1. A plant composition comprising an immunologically effective amount of a membrane protein and a plant remnant, wherein the membrane protein is heterologous respective to source of plant remnant.

2. A stable plastid transformation and expression vector which comprises an expression cassette comprising, as operably linked components in the 5′ to the 3′ direction of transcription, a promoter operative in said plastid, a selectable marker sequence, a heterologous polynucleotide sequence coding for a membrane protein, transcription termination functional in said plastid, and flanking each side of the expression cassette, flanking DNA sequences which are homologous to a DNA sequence of the target plastid genome, whereby stable integration of the heterologous coding sequence into the plastid genome of the target plant is facilitated through homologous recombination of the flanking sequence with the homologous sequences in the target plastid genome.
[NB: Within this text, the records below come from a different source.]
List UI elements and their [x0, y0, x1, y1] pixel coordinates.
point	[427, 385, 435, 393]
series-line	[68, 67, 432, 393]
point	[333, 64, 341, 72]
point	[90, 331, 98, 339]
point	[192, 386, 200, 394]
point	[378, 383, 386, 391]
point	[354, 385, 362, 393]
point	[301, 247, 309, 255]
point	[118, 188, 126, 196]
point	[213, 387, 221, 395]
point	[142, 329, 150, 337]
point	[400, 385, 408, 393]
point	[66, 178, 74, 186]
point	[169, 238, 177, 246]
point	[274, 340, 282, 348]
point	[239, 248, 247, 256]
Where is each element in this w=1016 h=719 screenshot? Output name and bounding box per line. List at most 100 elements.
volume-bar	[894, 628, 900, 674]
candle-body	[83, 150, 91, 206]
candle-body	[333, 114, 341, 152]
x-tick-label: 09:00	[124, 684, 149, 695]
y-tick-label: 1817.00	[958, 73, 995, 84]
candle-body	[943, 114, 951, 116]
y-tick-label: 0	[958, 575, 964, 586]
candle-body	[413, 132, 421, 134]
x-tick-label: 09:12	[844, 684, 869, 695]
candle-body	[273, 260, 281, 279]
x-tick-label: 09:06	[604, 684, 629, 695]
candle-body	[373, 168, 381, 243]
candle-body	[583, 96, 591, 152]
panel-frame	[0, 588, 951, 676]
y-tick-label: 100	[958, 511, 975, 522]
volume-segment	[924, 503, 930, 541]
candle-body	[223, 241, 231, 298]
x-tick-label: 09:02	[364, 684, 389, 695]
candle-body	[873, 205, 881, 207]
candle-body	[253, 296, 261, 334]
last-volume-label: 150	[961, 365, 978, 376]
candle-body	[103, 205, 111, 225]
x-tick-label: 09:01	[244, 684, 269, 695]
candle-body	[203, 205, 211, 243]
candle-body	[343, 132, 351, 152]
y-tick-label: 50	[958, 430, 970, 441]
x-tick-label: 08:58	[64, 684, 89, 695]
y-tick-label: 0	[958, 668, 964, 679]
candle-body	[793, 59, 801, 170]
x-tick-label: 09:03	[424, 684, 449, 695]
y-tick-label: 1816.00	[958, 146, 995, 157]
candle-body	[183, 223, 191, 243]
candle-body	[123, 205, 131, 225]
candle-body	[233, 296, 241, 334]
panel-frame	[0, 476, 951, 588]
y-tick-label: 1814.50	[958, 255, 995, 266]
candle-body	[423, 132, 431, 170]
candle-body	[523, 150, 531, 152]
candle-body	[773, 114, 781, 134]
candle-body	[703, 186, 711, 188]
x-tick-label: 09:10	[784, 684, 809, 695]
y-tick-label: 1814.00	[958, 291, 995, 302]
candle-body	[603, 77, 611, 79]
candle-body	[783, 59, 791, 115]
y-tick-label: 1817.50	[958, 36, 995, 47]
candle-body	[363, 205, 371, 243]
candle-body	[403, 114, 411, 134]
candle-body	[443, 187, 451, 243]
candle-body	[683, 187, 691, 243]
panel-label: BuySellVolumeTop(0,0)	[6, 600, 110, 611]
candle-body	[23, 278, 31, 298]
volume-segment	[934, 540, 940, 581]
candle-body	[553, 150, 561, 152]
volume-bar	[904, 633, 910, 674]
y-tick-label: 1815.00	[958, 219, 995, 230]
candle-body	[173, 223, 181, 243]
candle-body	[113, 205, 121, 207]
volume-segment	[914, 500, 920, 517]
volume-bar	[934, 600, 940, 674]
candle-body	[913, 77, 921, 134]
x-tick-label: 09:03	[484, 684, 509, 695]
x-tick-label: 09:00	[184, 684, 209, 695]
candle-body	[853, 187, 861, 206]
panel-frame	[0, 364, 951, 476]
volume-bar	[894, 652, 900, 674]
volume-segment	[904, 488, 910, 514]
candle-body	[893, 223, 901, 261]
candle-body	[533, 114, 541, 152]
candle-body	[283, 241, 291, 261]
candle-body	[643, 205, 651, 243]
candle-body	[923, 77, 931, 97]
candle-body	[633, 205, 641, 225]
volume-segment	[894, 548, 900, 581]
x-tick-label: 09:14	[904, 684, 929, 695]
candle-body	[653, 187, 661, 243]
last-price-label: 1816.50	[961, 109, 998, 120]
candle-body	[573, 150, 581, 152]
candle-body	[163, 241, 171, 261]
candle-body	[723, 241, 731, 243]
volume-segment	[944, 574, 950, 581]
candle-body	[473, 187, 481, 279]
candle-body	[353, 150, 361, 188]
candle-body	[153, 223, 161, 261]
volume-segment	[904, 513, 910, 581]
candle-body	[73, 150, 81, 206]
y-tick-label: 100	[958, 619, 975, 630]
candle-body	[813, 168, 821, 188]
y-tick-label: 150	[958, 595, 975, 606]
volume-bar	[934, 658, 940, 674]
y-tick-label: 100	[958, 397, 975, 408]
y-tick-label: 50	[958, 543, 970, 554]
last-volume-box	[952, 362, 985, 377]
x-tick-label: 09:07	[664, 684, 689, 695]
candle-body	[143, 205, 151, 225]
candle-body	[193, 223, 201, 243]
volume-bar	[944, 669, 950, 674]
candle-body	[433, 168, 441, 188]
3. A vector of claim 2, wherein the plastid is selected from the group consisting of chloroplasts, chromoplasts, amyloplasts, proplastide, leucoplasts and etioplasts.

4. A vector of claim 2, wherein the selectable marker sequence is an antibiotic-free selectable marker.

5. A stably transformed plant which comprises a plastid stably transformed to express a heterologous polypeptide, or the progeny thereof, including seeds, wherein said heterologous polypeptide comprises at least 90 percent identity with a membrane protein.

6. A stably transformed plant of claim 5 which is maize, rice, grass, rye, barley, oat, wheat, soybean, peanut, grape, potato, sweet potato, pea, canola, tobacco, tomato, lettuce, carrot, melon, or cotton.

7. A stably transformed plant of claim 6 which is edible for mammals and/or humans.

8. A process for producing a membrane protein comprising: integrating a plastid transformation vector according to claim 2 into the plastid genome of a plant cell; growing a plant comprising said plant cell to thereby express said membrane protein; and obtaining expressed membrane protein, wherein obtaining comprises purifying said membrane protein, at least partially, respective to other proteins in said plant.

9. (canceled)

10. A method of inducing membrane proliferation in a plant cell comprising integrating a plastid transformation vector according to claim 2 into the plastid genome of a plant cell; and subjecting said plant cell under conditions to express said polynucleotide encoding said membrane protein.

11. A method of claim inducing expression of endogenous membrane proteins, said method comprising integrating a plastid transformation vector according to claim 2 into the plastid genome of a plant cell; and subjecting said plant cell under conditions to express said polynucleotide encoding said membrane protein.